Our author has justly remarked the difficulty of fire burning below the earth and sea. It is not my purpose here to endeavour to remove those difficulties, which perhaps only exist in those suppositions which are made on this occasion; my purpose is to show, that he had no immediate concern with that question, in discussing the subject of the consolidation which we actually find in the strata of the earth, unless my theory, with regard to the igneous origin of stony substances, had proceeded upon the supposition of a subterraneous fire. It is surely one thing to employ fire and heat to melt mineral bodies, in supposing this to be the cause of their consolidation, and another thing to acknowledge fire or heat as having been exerted upon mineral bodies, when it is clearly proved, from actual appearances, that those bodies had been in a melted state, or that of simple fluidity.

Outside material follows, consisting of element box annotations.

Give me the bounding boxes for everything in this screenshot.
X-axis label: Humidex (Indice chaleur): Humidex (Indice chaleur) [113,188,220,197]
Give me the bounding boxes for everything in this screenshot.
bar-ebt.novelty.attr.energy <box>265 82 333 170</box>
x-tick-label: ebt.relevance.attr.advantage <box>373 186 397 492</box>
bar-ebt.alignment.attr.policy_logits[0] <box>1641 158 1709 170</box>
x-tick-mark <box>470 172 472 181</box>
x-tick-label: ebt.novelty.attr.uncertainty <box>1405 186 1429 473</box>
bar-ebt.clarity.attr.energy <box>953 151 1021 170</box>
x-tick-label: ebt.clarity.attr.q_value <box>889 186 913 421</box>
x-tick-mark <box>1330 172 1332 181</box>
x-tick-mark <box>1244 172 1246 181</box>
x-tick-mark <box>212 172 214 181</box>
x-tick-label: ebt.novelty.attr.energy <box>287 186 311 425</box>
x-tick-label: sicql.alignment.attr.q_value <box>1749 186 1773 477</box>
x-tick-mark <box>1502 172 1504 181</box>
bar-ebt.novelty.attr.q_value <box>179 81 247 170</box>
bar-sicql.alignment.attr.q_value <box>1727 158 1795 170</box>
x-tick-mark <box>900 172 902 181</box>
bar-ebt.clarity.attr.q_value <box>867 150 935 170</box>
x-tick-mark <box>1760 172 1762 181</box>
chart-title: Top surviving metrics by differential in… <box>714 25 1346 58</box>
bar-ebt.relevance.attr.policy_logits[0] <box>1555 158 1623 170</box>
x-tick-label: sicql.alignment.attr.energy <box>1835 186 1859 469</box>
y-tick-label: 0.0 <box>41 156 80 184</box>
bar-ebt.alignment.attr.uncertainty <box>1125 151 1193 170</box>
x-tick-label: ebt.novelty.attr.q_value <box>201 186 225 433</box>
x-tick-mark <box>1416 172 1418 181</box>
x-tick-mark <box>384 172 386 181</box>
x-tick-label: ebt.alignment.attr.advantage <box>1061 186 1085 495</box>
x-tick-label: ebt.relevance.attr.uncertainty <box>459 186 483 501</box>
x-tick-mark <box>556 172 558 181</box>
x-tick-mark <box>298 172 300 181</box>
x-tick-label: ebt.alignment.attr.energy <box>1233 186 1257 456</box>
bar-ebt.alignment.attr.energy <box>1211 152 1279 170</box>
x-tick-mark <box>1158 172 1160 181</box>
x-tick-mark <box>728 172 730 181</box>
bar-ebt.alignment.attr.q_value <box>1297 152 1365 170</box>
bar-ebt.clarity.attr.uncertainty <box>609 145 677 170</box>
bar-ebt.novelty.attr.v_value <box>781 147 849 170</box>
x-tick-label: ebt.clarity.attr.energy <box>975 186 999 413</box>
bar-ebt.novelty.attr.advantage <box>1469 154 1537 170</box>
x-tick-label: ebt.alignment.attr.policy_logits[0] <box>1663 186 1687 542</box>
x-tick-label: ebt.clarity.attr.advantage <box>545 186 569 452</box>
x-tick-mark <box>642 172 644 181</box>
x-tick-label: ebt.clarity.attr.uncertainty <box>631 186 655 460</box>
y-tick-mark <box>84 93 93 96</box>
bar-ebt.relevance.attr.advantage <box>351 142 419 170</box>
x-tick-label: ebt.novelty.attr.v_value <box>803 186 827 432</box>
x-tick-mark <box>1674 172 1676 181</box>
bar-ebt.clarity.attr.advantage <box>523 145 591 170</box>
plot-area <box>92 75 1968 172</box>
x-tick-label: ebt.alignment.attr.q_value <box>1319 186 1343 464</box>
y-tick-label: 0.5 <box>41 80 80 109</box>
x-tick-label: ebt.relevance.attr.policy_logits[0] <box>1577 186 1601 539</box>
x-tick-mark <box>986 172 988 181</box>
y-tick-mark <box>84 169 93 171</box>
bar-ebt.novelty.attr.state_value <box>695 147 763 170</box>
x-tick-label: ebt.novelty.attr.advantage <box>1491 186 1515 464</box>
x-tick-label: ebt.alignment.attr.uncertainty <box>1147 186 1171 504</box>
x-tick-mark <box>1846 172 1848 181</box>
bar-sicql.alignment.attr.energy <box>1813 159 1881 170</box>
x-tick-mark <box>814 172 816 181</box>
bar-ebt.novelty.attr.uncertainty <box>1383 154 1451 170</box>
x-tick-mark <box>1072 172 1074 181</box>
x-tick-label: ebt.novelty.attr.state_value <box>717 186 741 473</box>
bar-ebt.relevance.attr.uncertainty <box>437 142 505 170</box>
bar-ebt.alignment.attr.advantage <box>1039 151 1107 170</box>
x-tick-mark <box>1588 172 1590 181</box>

Here are distinctions which would be thrown away upon the vulgar; but, to a man of science, who analyses arguments, and reasons strictly from effect to cause, this is, I believe, the proper way of coming at the truth. If the patrons of the aqueous origin of stony substances can give us any manner of scientifical, i.e. intelligible investigation of that process, it shall be attended to with the most rigid impartiality, even by a patron of the igneous origin of those substances, as he wishes above all things to distinguish, in the mineral operations, those which, on the one hand, had been the effect of water, from those which, on the other hand, had been the immediate effect of fire or fusion;—this has been my greatest study. But, while mineralists or geologists give us only mere opinions, What is science profited by such inconsequential observations, as are founded upon nothing but our vulgar notions? Is the figure of the earth, e.g. to be doubted, because, according to the common notion of mankind, the existence of an antipod is certainly to be denied?